Um breve registro sobre a importância dos descendentes de japoneses para a HQ nacional.

O Brasil abriga a maior colônia japonesa do mundo, com cerca de 2 milhões de nipo-descendentes, com ou sem miscigenação. É uma relação que começou em 1895, com a assinatura do Tratado de Amizade, Comércio e Navegação entre os dois países. Com esse acordo entre Brasil e Japão, em 1908 teve início a imigração japonesa no Brasil, trazendo mão-de-obra qualificada de uma nação milenar em dificuldades, para um país jovem e em expansão.
A instalação de muitos núcleos de imigrantes japoneses pelo país deixou marcas profundas na agricultura, com novas técnicas e até novos hortifrutis, trazidos diretamente do Japão. Integrados à sociedade brasileira, os descendentes dos primeiros imigrantes foram se espalhando nos mais diversos setores da vida do país. Já são várias gerações de descendentes, muitos tendo apenas o sobrenome como lembrança de sua ascendência.
Nas universidades, na política, nos esportes e nas artes, muitos nipo-brasileiros se tornaram figuras reconhecidas, trazendo os traços de disciplina e determinação característicos do povo japonês. No meio editorial das histórias em quadrinhos brasileiras não foi diferente, com diversos nikkeis (como são chamados, tanto os japoneses quando seus descendente).

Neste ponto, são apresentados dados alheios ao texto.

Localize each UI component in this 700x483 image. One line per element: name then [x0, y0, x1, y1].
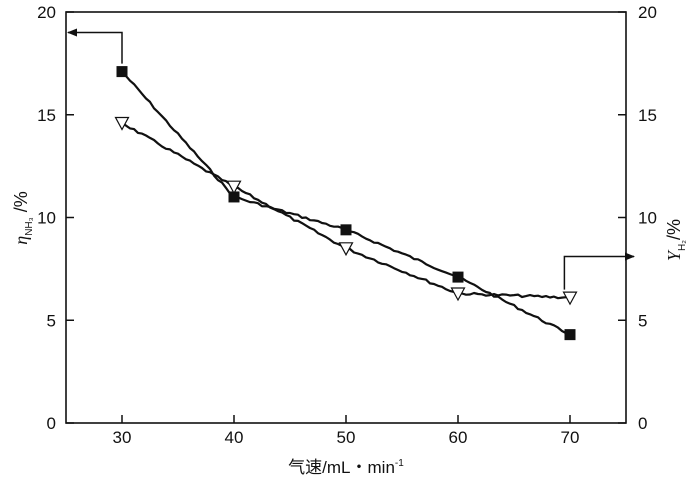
- y-axis-label-symbol: η: [11, 236, 31, 245]
- x-tick-label: 40: [225, 428, 244, 447]
- series-layer: [114, 66, 578, 341]
- y-axis-ticks: 0 5 10 15 20: [37, 3, 74, 433]
- x-axis-ticks: 30 40 50 60 70: [113, 415, 580, 447]
- y2-tick-label: 10: [638, 209, 657, 228]
- y-axis-label-subscript: NH₃: [24, 217, 35, 236]
- right-axis-pointer-arrow: [563, 252, 635, 290]
- y2-tick-label: 0: [638, 414, 647, 433]
- x-tick-label: 60: [449, 428, 468, 447]
- y2-tick-label: 5: [638, 311, 647, 330]
- series-2-line: [121, 122, 571, 300]
- data-point-square: [340, 224, 352, 236]
- y2-axis-label-unit: /%: [664, 219, 684, 240]
- x-axis-unit-superscript: -1: [395, 458, 404, 469]
- x-axis-label: 气速/mL・min: [288, 458, 395, 477]
- x-tick-label: 30: [113, 428, 132, 447]
- y2-tick-label: 15: [638, 106, 657, 125]
- y2-axis-ticks: 0 5 10 15 20: [618, 3, 657, 433]
- data-point-triangle: [450, 287, 466, 302]
- x-tick-label: 70: [561, 428, 580, 447]
- data-point-square: [452, 271, 464, 283]
- y2-axis-label-symbol: Y: [664, 249, 684, 261]
- data-point-square: [116, 66, 128, 78]
- data-point-triangle: [226, 180, 242, 195]
- y-axis-label-unit: /%: [11, 191, 31, 217]
- left-axis-pointer-arrow: [67, 28, 123, 64]
- series-2: [114, 116, 578, 306]
- data-point-square: [564, 329, 576, 341]
- y-tick-label: 5: [47, 311, 56, 330]
- y-tick-label: 20: [37, 3, 56, 22]
- y2-tick-label: 20: [638, 3, 657, 22]
- y2-axis-title: YH₂/%: [664, 219, 688, 261]
- plot-frame: [65, 11, 627, 424]
- y-tick-label: 0: [47, 414, 56, 433]
- data-point-triangle: [338, 242, 354, 257]
- annotation-layer: [67, 28, 635, 290]
- x-tick-label: 50: [337, 428, 356, 447]
- y-tick-label: 15: [37, 106, 56, 125]
- y-tick-label: 10: [37, 209, 56, 228]
- data-point-triangle: [562, 291, 578, 306]
- x-axis-title: 气速/mL・min-1: [288, 458, 404, 477]
- y-axis-title: ηNH₃ /%: [11, 191, 35, 244]
- series-1: [116, 66, 576, 341]
- data-point-triangle: [114, 116, 130, 131]
- y2-axis-label-subscript: H₂: [677, 240, 688, 251]
- data-point-square: [228, 191, 240, 203]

Mesmo com as dificuldades inerentes ao meio, diversos descendentes de japoneses deixaram suas marcas na trajetória dos quadrinhos nacionais.
Na década de 1950, em uma época de efervescência dos quadrinhos no país, despontou o nome de Julio Shimamoto, com histórias de terror e algumas com temática samurai, sendo ele próprio um descendente de guerreiros japoneses. Até hoje, é considerado um dos principais nomes do gênero terror no país.
Na década de 1960, o jovem quadrinista e editor Minami Keizi, à frente da pequena EDREL - Editora de Livros e Revistas, deu início ao mangá brasileiro, diretamente da capital paulista. Em uma época em que o público sequer sabia o que era mangá, Minami orientou os artistas da editora, como Crispim, Luis Sátiro, Fabiano Júlio Dias e Toninho Lima, a produzirem o Álbum Encantado (1966), primeira publicação com desenhos em estilo japonês no Brasil. Isso enquanto ele lançava seu personagem Tupãzinho, o Guri Atômico (1966), inspirado no clássico Astro Boy de Osamu Tezuka.

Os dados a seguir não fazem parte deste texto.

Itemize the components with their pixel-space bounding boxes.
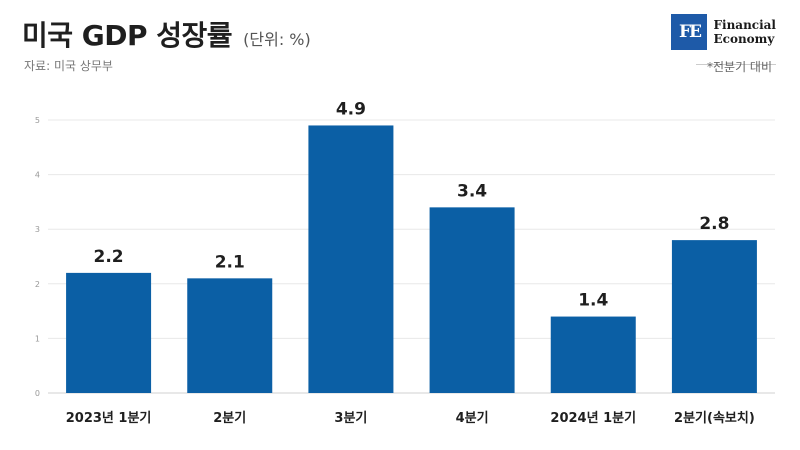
data-label: 3.4 xyxy=(457,181,487,201)
x-tick-label: 2023년 1분기 xyxy=(66,411,152,426)
bar xyxy=(550,316,636,393)
publisher-logo: FE Financial Economy xyxy=(671,14,776,50)
logo-mark: FE xyxy=(671,14,708,50)
data-label: 2.2 xyxy=(94,247,124,267)
y-tick-label: 0 xyxy=(35,389,40,398)
bar xyxy=(429,207,515,393)
chart-title: 미국 GDP 성장률 xyxy=(22,19,233,52)
logo-line-2: Economy xyxy=(713,32,775,46)
y-tick-label: 1 xyxy=(35,334,40,343)
logo-line-1: Financial xyxy=(713,18,776,32)
x-tick-label: 2분기(속보치) xyxy=(674,410,755,426)
data-label: 2.8 xyxy=(699,214,729,234)
x-tick-label: 2024년 1분기 xyxy=(550,411,636,426)
chart-header: 미국 GDP 성장률 (단위: %) xyxy=(22,14,311,54)
bar xyxy=(671,240,757,393)
logo-text: Financial Economy xyxy=(713,18,776,46)
bar xyxy=(187,278,273,393)
x-tick-label: 3분기 xyxy=(334,411,367,426)
data-label: 4.9 xyxy=(336,99,366,119)
unit-label: (단위: %) xyxy=(243,30,311,49)
y-tick-label: 5 xyxy=(35,116,40,125)
x-tick-label: 4분기 xyxy=(456,411,489,426)
note-label: *전분기 대비 xyxy=(706,60,772,74)
y-tick-label: 4 xyxy=(35,171,40,180)
bar xyxy=(66,272,152,393)
source-label: 자료: 미국 상무부 xyxy=(24,59,113,73)
data-label: 1.4 xyxy=(578,291,608,311)
header-divider xyxy=(696,64,776,65)
y-tick-label: 2 xyxy=(35,280,40,289)
data-label: 2.1 xyxy=(215,252,245,272)
bar xyxy=(308,125,394,394)
x-tick-label: 2분기 xyxy=(213,411,246,426)
y-tick-label: 3 xyxy=(35,225,40,234)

Na EDREL, famosa por uma vasta produção cheia de experimentalismos, brilharam outros descendentes de japoneses, como Cláudio Seto, Paulo Fukue e Fernando Ikoma, que formaram os pilares criativos da editora, que ainda trazia os talentos de Lincoln Ishida e Wilson Hisamoto.
Além de Minami Keizi, Cláudio Seto foi outro pioneiro do mangá no Brasil, com trabalhos como Ninja - O Samurai Mágico. Mesmo Paulo Fukue, de estilo de desenho mais ocidental, flertou com a narrativa cinematográfica dos quadrinhos japoneses, criando grandes trabalhos. Sem lidarem com mangá, mas com trabalhos de alto nível, Paulo Hamasaki e Roberto Fukue (irmão de Paulo) conquistaram também respeito e admiração entre seus pares. Em comum, todos eles viveram a realidade de serem filhos de imigrantes, com muitas histórias em comum sobre a vida na lavoura ou em comunidades que preservavam costumes japoneses.
Sempre lutando contra a concorrência desigual dos quadrinhos estrangeiros traduzidos para o português, o mercado de quadrinhos nacionais passou por muitos momentos difíceis, nunca conseguindo se impor como força editorial. Com exceção do bem-sucedido projeto da Turma da Mônica de Mauricio de Sousa, os quadrinhos nacionais poucas vezes formaram um mercado de trabalho para autores viverem de sua produção, o que é bem diferente de apenas publicar por amor à arte. O estúdio Mauricio de Sousa Produções sempre acolheu diversos artistas nikkeis, como o já citado Paulo Hamasaki em início de carreira, bem como demais estúdios voltados à produção de quadrinhos.
E nesse cenário repleto de autores dedicados a tentar abrir caminho, ao longo dos anos foram despontando autores como Neide Harue, Roberto Kussumoto, Erica Awano, Denise Akemi, Hiro Kawahara, Talessak e vários outros nipo-descendentes, mas nem todos com influências de mangá. São dezenas de profissionais de HQ que produziram material relevante dentro do mercado editorial brasileiro.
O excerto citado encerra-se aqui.